Now, as a final thought for folks who are working in the field of AAC (augmentative and alternative communication), I suggest that if you are developing vocabulary sets for client groups, using frequency studies is certainly a good start (and more scientific than the tragically common practice of picking the words “someone” thinks are needed) but if you then introduce a keyness analysis, you can improve the effectiveness of your vocabulary selection.

Coming next… The Dudes Dissect Closing The Gap 2013: Day 2 – Of Speech and Session. In which the Dudes present an analysis of the words used to describe conference session titles and contents. Find out how to improve your chances of getting paper presented!

Notes
[1] In truth, there is more I could say about the methodology, and were this intended to be a peer-reviewed article for a prestigious journal, rest assured I’d go into much more detail about some of the finer points. However, this is simply a blog post designed to educate and entertain, so I ask you to allow me some leeway with regard to precision. I’m happy to share the raw data with folks who want to see it but all I ask is you don’t toss it around willy-nilly.

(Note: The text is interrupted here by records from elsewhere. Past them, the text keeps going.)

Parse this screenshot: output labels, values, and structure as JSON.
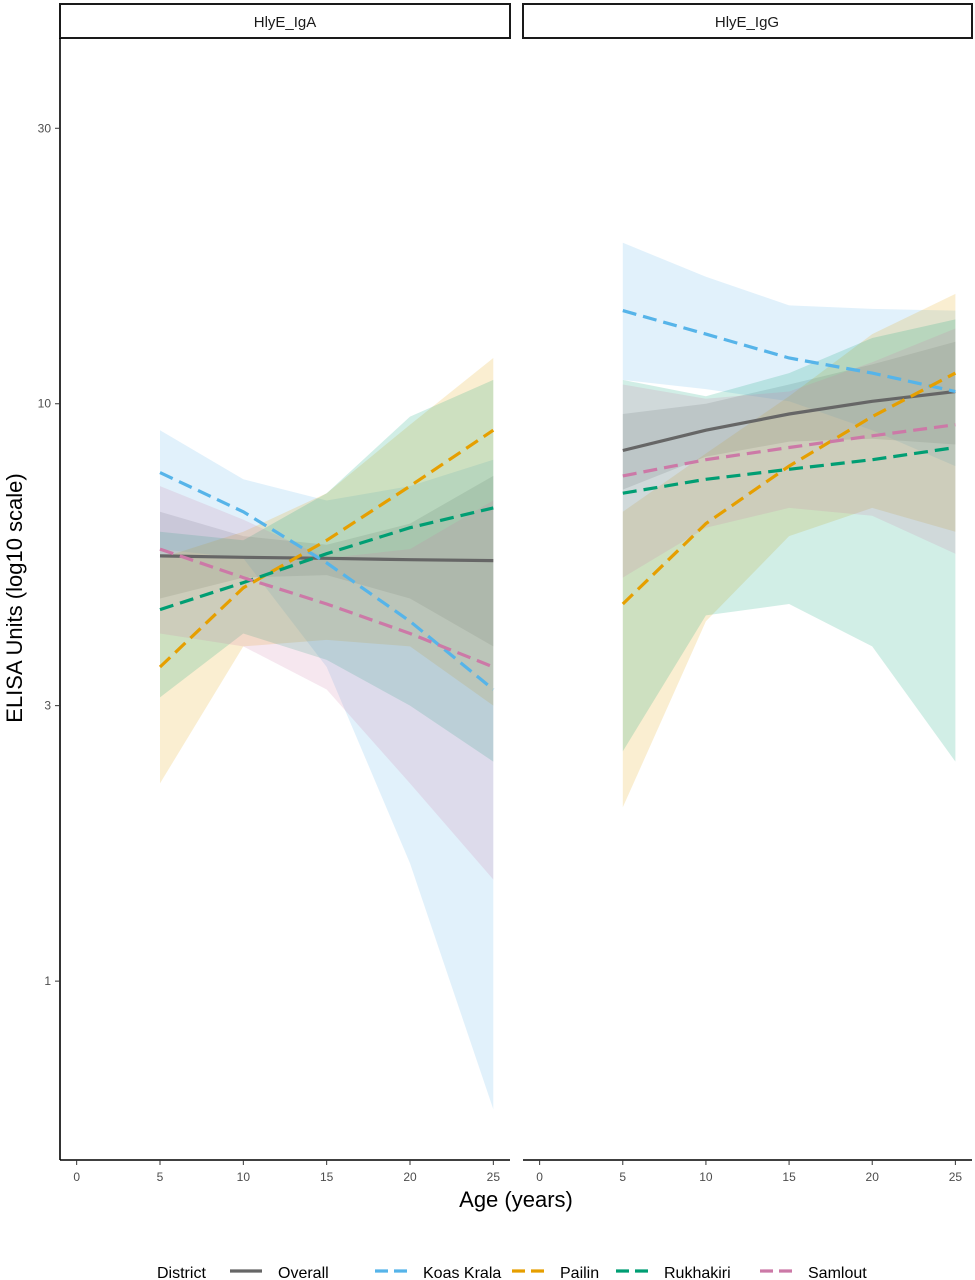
{
  "chart_data": {
    "type": "scatter",
    "title": "",
    "xlabel": "Age (years)",
    "ylabel": "ELISA Units (log10 scale)",
    "y_scale": "log10",
    "xlim": [
      -1,
      26
    ],
    "ylim": [
      0.49,
      43
    ],
    "x_ticks": [
      0,
      5,
      10,
      15,
      20,
      25
    ],
    "y_ticks": [
      1,
      3,
      10,
      30
    ],
    "grid": false,
    "legend": {
      "title": "District",
      "position": "bottom",
      "entries": [
        {
          "name": "Overall",
          "color": "#666666",
          "dash": "solid"
        },
        {
          "name": "Koas Krala",
          "color": "#56B4E9",
          "dash": "dashed"
        },
        {
          "name": "Pailin",
          "color": "#E69F00",
          "dash": "dashed"
        },
        {
          "name": "Rukhakiri",
          "color": "#009E73",
          "dash": "dashed"
        },
        {
          "name": "Samlout",
          "color": "#CC79A7",
          "dash": "dashed"
        }
      ]
    },
    "panels": [
      {
        "facet": "HlyE_IgA",
        "lines": [
          {
            "name": "Overall",
            "x": [
              5,
              10,
              15,
              20,
              25
            ],
            "y": [
              5.45,
              5.42,
              5.4,
              5.37,
              5.35
            ],
            "band_lower": [
              4.6,
              5.0,
              5.05,
              4.6,
              3.8
            ],
            "band_upper": [
              6.5,
              5.9,
              5.7,
              6.2,
              7.5
            ]
          },
          {
            "name": "Koas Krala",
            "x": [
              5,
              10,
              15,
              20,
              25
            ],
            "y": [
              7.6,
              6.5,
              5.3,
              4.2,
              3.2
            ],
            "band_lower": [
              5.6,
              5.4,
              3.5,
              1.6,
              0.6
            ],
            "band_upper": [
              9.0,
              7.4,
              6.8,
              7.2,
              8.0
            ]
          },
          {
            "name": "Pailin",
            "x": [
              5,
              10,
              15,
              20,
              25
            ],
            "y": [
              3.5,
              4.8,
              5.8,
              7.2,
              9.0
            ],
            "band_lower": [
              2.2,
              3.8,
              3.9,
              3.8,
              3.0
            ],
            "band_upper": [
              5.4,
              6.0,
              7.0,
              9.2,
              12.0
            ]
          },
          {
            "name": "Rukhakiri",
            "x": [
              5,
              10,
              15,
              20,
              25
            ],
            "y": [
              4.4,
              4.9,
              5.5,
              6.1,
              6.6
            ],
            "band_lower": [
              3.1,
              4.0,
              3.6,
              3.0,
              2.4
            ],
            "band_upper": [
              6.0,
              5.8,
              7.0,
              9.5,
              11.0
            ]
          },
          {
            "name": "Samlout",
            "x": [
              5,
              10,
              15,
              20,
              25
            ],
            "y": [
              5.6,
              5.0,
              4.5,
              4.0,
              3.5
            ],
            "band_lower": [
              4.0,
              3.8,
              3.2,
              2.2,
              1.5
            ],
            "band_upper": [
              7.2,
              6.3,
              5.4,
              5.6,
              6.8
            ]
          }
        ]
      },
      {
        "facet": "HlyE_IgG",
        "lines": [
          {
            "name": "Overall",
            "x": [
              5,
              10,
              15,
              20,
              25
            ],
            "y": [
              8.3,
              9.0,
              9.6,
              10.1,
              10.5
            ],
            "band_lower": [
              7.1,
              8.1,
              8.6,
              8.7,
              8.5
            ],
            "band_upper": [
              9.6,
              10.0,
              10.8,
              11.7,
              12.8
            ]
          },
          {
            "name": "Koas Krala",
            "x": [
              5,
              10,
              15,
              20,
              25
            ],
            "y": [
              14.5,
              13.2,
              12.0,
              11.3,
              10.5
            ],
            "band_lower": [
              11.0,
              10.6,
              10.1,
              9.0,
              7.8
            ],
            "band_upper": [
              19.0,
              16.6,
              14.8,
              14.6,
              14.5
            ]
          },
          {
            "name": "Pailin",
            "x": [
              5,
              10,
              15,
              20,
              25
            ],
            "y": [
              4.5,
              6.2,
              7.8,
              9.5,
              11.3
            ],
            "band_lower": [
              2.0,
              4.2,
              5.9,
              6.6,
              6.0
            ],
            "band_upper": [
              6.5,
              8.2,
              10.3,
              13.2,
              15.5
            ]
          },
          {
            "name": "Rukhakiri",
            "x": [
              5,
              10,
              15,
              20,
              25
            ],
            "y": [
              7.0,
              7.4,
              7.7,
              8.0,
              8.4
            ],
            "band_lower": [
              2.5,
              4.3,
              4.5,
              3.8,
              2.4
            ],
            "band_upper": [
              11.0,
              10.3,
              11.3,
              13.0,
              14.0
            ]
          },
          {
            "name": "Samlout",
            "x": [
              5,
              10,
              15,
              20,
              25
            ],
            "y": [
              7.5,
              8.0,
              8.4,
              8.8,
              9.2
            ],
            "band_lower": [
              5.0,
              6.1,
              6.6,
              6.4,
              5.5
            ],
            "band_upper": [
              10.8,
              10.2,
              10.5,
              11.8,
              13.5
            ]
          }
        ]
      }
    ]
  }
}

[2] Not only did it have a title that included the word “algebra” but it was scheduled for 8:00 am on the final day (a Saturday, no less) of the conference. Surprisingly, people showed up – which says more about the sort of folks who attend RESNA conferences rather than anything about my “pulling power” as a presenter.

[3] There is a mathematical formula for the calculation of keyness values. One way is to use the Chi-Square statistic; the other is to use a Log-likelihood score, which is something like a Chi-Square on steroids. As I’ve often said, I didn’t become an SLP because of my ability to handle math and statistics, so I admit to finding these things a strain on my brain. However, for the non-statistically inclined among us, the point is that both these measures simply compare the frequency value of a word from an experimental sample against the frequency value it has in a very large comparative sample (such as the British National Corpus or the Corpus of Contemporary American), and then shows you how similar or dissimilar they are. If their frequencies are very, very dissimilar, the word from the experimental sample is a keyword – like iPad and AAC in the examples above. Now feel free to pour yourself a drink and let your brain relax.